Книга Бориса Эйхенбаума «Молодой Толстой», выпущенная «Кабинетным учёным» в конце прошлого года, настолько поразила меня свежестью наблюдений за биографией Толстого, порождающей его поэтику «карандашных рисунков без тени», растущей из самонаблюдения и дневников, что я выписал через «Лабиринт» огромный, с джойсовского «Улисса» том всех толстовских штудий Эйхенбаума, вышедший в издательстве Санкт-Петербургского университета в 2009 году.

Спасибо Косте Львову, что подсказал и про дополнительный он-лайн магазин (я до этого только репертуаром «Озона» обходился), а также про другие толстовские книги Эйхенбаума, продолжившие линию «Молодого Толстого»: это отдельные монографии про жизнь и творчество классика в 50-х, 60-х и 70-х годах, выходивших на протяжении жизни литературоведа разными книгами и, кажется, впервые объединённые в один том.

Незадолго до смерти, Эйхенбаум начал писать обобщающий труд о Льве Николаевиче, но не успел его построить, доведя свою монографию, базирующуюся на пересечении сразу нескольких контекстов (биографического, контекстуального и технологического), только до конца 50-х (Толстой в «Современнике» и его взаимоотношения с Белинским), то есть заново как бы переоформил материал, вошедший в две первые части толстовского квартета - совсем ранние годы прото-становления и начальной поры из «Молодого Толстого» и первые опыта Льва Николаевича в прозе (два первых тома повестей и рассказов его стереотипного собрания сочинений), который я планирую прочесть уже после того, как закончу монографии, сгруппированные вокруг написания «Войны и мира», а также «Анны Карениной».

Видимо, для «закрепления материала».

Надо сказать, что петербургский том замечательно составлен и оформлен - с обширными комментариями, большой вступительной статьей (правда, не самой удачной), а также «дополнительными материалами» - всеми законченными статьями Эйхенбаума о Толстом, что объединяет отдельные исследования в единый текст, позволяющий пройти жизнь и творчество классика на три раза.

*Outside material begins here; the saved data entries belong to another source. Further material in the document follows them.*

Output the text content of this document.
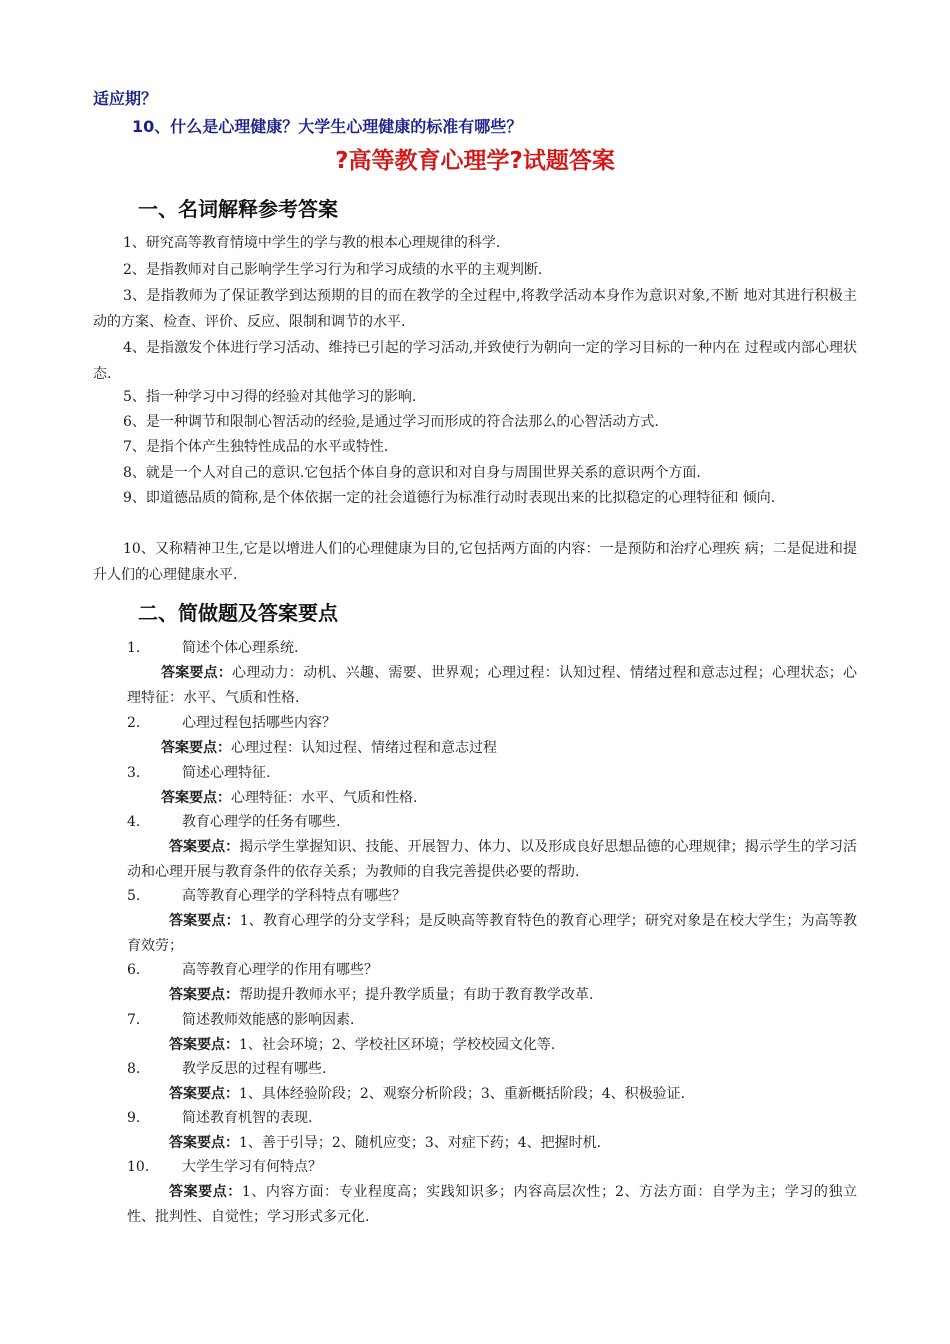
适应期？
10、什么是心理健康？大学生心理健康的标准有哪些？
?高等教育心理学?试题答案
一、名词解释参考答案

1、研究高等教育情境中学生的学与教的根本心理规律的科学.

2、是指教师对自己影响学生学习行为和学习成绩的水平的主观判断.

3、是指教师为了保证教学到达预期的目的而在教学的全过程中,将教学活动本身作为意识对象,不断 地对其进行积极主动的方案、检查、评价、反应、限制和调节的水平.

4、是指激发个体进行学习活动、维持已引起的学习活动,并致使行为朝向一定的学习目标的一种内在 过程或内部心理状态.

5、指一种学习中习得的经验对其他学习的影响.

6、是一种调节和限制心智活动的经验,是通过学习而形成的符合法那么的心智活动方式.

7、是指个体产生独特性成品的水平或特性.

8、就是一个人对自己的意识.它包括个体自身的意识和对自身与周围世界关系的意识两个方面.

9、即道德品质的简称,是个体依据一定的社会道德行为标准行动时表现出来的比拟稳定的心理特征和 倾向.

10、又称精神卫生,它是以增进人们的心理健康为目的,它包括两方面的内容：一是预防和治疗心理疾 病；二是促进和提升人们的心理健康水平.

二、简做题及答案要点
1.	简述个体心理系统.

答案要点：心理动力：动机、兴趣、需要、世界观；心理过程：认知过程、情绪过程和意志过程；心理状态；心理特征：水平、气质和性格.

2.	心理过程包括哪些内容？

答案要点：心理过程：认知过程、情绪过程和意志过程

3.	简述心理特征.

答案要点：心理特征：水平、气质和性格.

4.	教育心理学的任务有哪些.

答案要点：揭示学生掌握知识、技能、开展智力、体力、以及形成良好思想品德的心理规律；揭示学生的学习活动和心理开展与教育条件的依存关系；为教师的自我完善提供必要的帮助.

5.	高等教育心理学的学科特点有哪些？

答案要点：1、教育心理学的分支学科；是反映高等教育特色的教育心理学；研究对象是在校大学生；为高等教育效劳；

6.	高等教育心理学的作用有哪些？

答案要点：帮助提升教师水平；提升教学质量；有助于教育教学改革.

7.	简述教师效能感的影响因素.

答案要点：1、社会环境；2、学校社区环境；学校校园文化等.

8.	教学反思的过程有哪些.

答案要点：1、具体经验阶段；2、观察分析阶段；3、重新概括阶段；4、积极验证.

9.	简述教育机智的表现.

答案要点：1、善于引导；2、随机应变；3、对症下药；4、把握时机.

10. 大学生学习有何特点？

答案要点：1、内容方面：专业程度高；实践知识多；内容高层次性；2、方法方面：自学为主；学习的独立性、批判性、自觉性；学习形式多元化.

То есть, книгу «Работы о Льве Толстом» лучше всего сравнить с неспешным и крайне тщательным спецсеминаром, не только дающим «новый матерьял», но и создающим все условия для его усвоения - и это выдающаяся, я бы даже сказал великая книга (не только объёмом), позволяющая погрузиться в наследие вечно актуального классика просто по уши и получить массу чувственного наслаждения от умного и изумительно построенного интеллектуального нарратива, совмещающего приятное (беллетристически биографические куски в духе ЖЗЛ) с полезным (наблюдения над поэтикой и расширенное воссоздание контекста эпохи).






Иногда с контекстом Эйхенбаум даже перебарщивает - конец книги о «Пятидесятых», когда Толстой отрабатывает свой метод на примере «малых форм» и задумывается над большими романами (а только они и могут противопоставить его величие мелкотравчатости тогдашней литературной кумирни) и, следовательно, погружается в обдумывание «главных вопросов эпохи» (освобождение крестьянства и положение женщин), забит пересказами споров и текстов на политические темы.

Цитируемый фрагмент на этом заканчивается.